Un bon livre, un bon auteur, c’est un auteur qui vous plaît. Ce n’est pas forcément Racine ou Corneille, qui sont de bons auteurs mais très complexes.
Le milieu du théâtre peut être humaniste, confrontant, formidable mais aussi sectaire à sa manière. Vous avez eu l’opportunité de jouer dans «Fais pas ci, fais pas ça» et, en même temps, vous êtes passionné par Molière et Shakespeare. Comment assumez-vous cette dichotomie?
Je pense qu’un grand auteur écrit dans son époque et non pour être joué deux cents ans plus tard. Molière écrivait pour parler de l’humanité, faire rire le roi, la cour et le parterre. Les grands auteurs le sont car ils s’adressent à leurs contemporains de façon universelle. Anne Giafferi, scénariste des deux premières saisons de «Fais pas ci, fais pas ça», est un auteur classique, selon moi, car elle a réussi à rendre la vie sans l’expliquer. Je la mettrais, de cette façon-là, sur le même plan que Shakespeare et Molière. C’est pour cela que la série – neuf saisons sur dix années – a fait un tel carton.
Cette série, justement, a-t-elle changé votre vie?
Évidemment, elle a fait de moi un acteur populaire.
Comment vivez vous cette popularité ?
"Je remercie Renaud Lepic tous les matins en me levant."
C’est un cadeau qui me rend libre de mes choix.
Vous n’avez ni le physique ni le nom du poète maudit. Vous évoquez votre côté lisse ou gendre idéal et vous référez à Cocteau qui disait: «Ce qu’on te reproche, cultive-le, c’est toi... »
C’est une phrase géniale. Une fois qu’on s’assume, la vie passe mieux. Je l’ai notée en 2016.
Vous avez donc souffert longtemps?
J’avais, en effet, l’impression qu’il fallait être tourmenté pour être acteur. Je le suis, comme tout le monde, mais je ne me répands pas sur ma tourmente. Je n’en fais pas un fond de commerce.
Est-ce qu’un chic type, de bonne famille, a sa place chez les auteurs tourmentés?
Oui, car il représente Monsieur tout le monde, ce que Billy Wilder disait à propos de Jack Lemmon, cet acteur auquel chacun peut s’identifier. Lepic a quelque chose de très touchant, qui n’a pas de représentant mais qui incarne la majorité silencieuse. C’est intéressant de s’intéresser à leur sort. J’en fais partie.
Le fait d’avoir joué Renaud Lepic vous couperait-il de rôles comme Hamlet?

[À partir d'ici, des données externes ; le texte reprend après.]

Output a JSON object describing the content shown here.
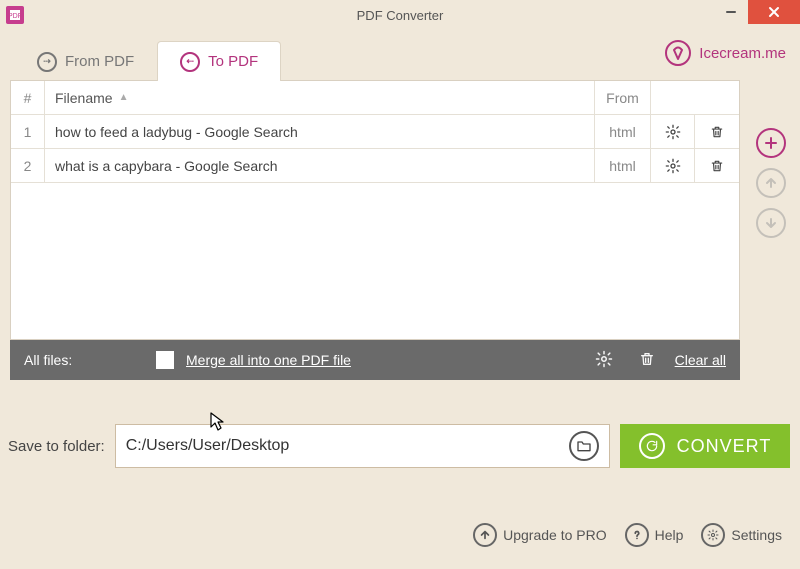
{
  "window": {
    "title": "PDF Converter"
  },
  "tabs": {
    "from_pdf": "From PDF",
    "to_pdf": "To PDF",
    "active": "to_pdf"
  },
  "brand": {
    "label": "Icecream.me"
  },
  "table": {
    "headers": {
      "idx": "#",
      "filename": "Filename",
      "from": "From"
    },
    "rows": [
      {
        "idx": "1",
        "name": "how to feed a ladybug - Google Search",
        "from": "html"
      },
      {
        "idx": "2",
        "name": "what is a capybara - Google Search",
        "from": "html"
      }
    ]
  },
  "footer": {
    "all_files": "All files:",
    "merge_label": "Merge all into one PDF file",
    "merge_checked": false,
    "clear_all": "Clear all"
  },
  "save": {
    "label": "Save to folder:",
    "path": "C:/Users/User/Desktop"
  },
  "convert": {
    "label": "CONVERT"
  },
  "bottom_links": {
    "upgrade": "Upgrade to PRO",
    "help": "Help",
    "settings": "Settings"
  }
}
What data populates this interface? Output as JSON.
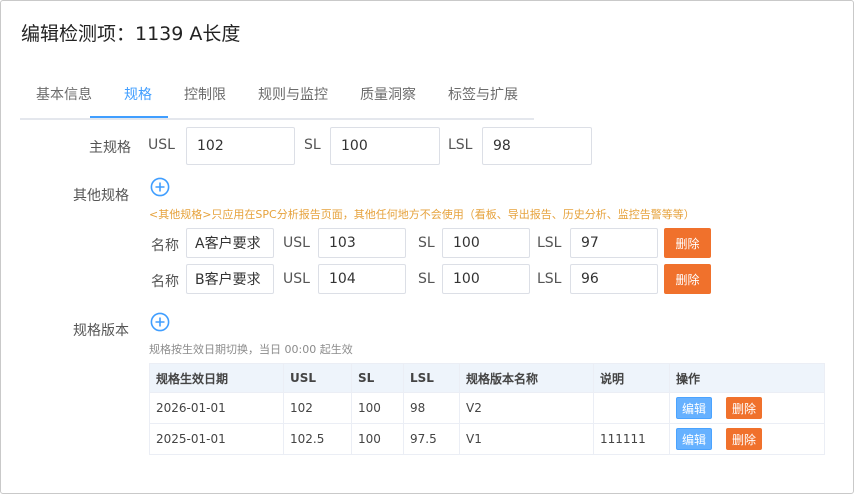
{
  "page": {
    "title": "编辑检测项：1139 A长度"
  },
  "tabs": [
    {
      "label": "基本信息"
    },
    {
      "label": "规格"
    },
    {
      "label": "控制限"
    },
    {
      "label": "规则与监控"
    },
    {
      "label": "质量洞察"
    },
    {
      "label": "标签与扩展"
    }
  ],
  "active_tab": "规格",
  "main_spec": {
    "label": "主规格",
    "usl_label": "USL",
    "usl_value": "102",
    "sl_label": "SL",
    "sl_value": "100",
    "lsl_label": "LSL",
    "lsl_value": "98"
  },
  "other_specs": {
    "label": "其他规格",
    "note": "<其他规格>只应用在SPC分析报告页面，其他任何地方不会使用（看板、导出报告、历史分析、监控告警等等）",
    "name_label": "名称",
    "usl_label": "USL",
    "sl_label": "SL",
    "lsl_label": "LSL",
    "delete_label": "删除",
    "items": [
      {
        "name": "A客户要求",
        "usl": "103",
        "sl": "100",
        "lsl": "97"
      },
      {
        "name": "B客户要求",
        "usl": "104",
        "sl": "100",
        "lsl": "96"
      }
    ]
  },
  "spec_versions": {
    "label": "规格版本",
    "note": "规格按生效日期切换，当日 00:00 起生效",
    "columns": [
      "规格生效日期",
      "USL",
      "SL",
      "LSL",
      "规格版本名称",
      "说明",
      "操作"
    ],
    "edit_label": "编辑",
    "delete_label": "删除",
    "rows": [
      {
        "date": "2026-01-01",
        "usl": "102",
        "sl": "100",
        "lsl": "98",
        "name": "V2",
        "desc": ""
      },
      {
        "date": "2025-01-01",
        "usl": "102.5",
        "sl": "100",
        "lsl": "97.5",
        "name": "V1",
        "desc": "111111"
      }
    ]
  },
  "colors": {
    "accent": "#409eff",
    "danger": "#f0712c",
    "warning": "#e6a23c",
    "header_bg": "#eef4fb"
  }
}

Pas du tout, car Lepic a du Hamlet en lui. On a tous des angoisses abyssales, quelles qu’elles soient, mais on n’en parle pas vraiment au quotidien. On a tous des Hamlet, des Ophélie, des Œdipe en nous.
- Les Portes de mon imaginaire | Guillaume de Tonquédec | Editions de l'Observatoire | 190 pp., env. 20 €.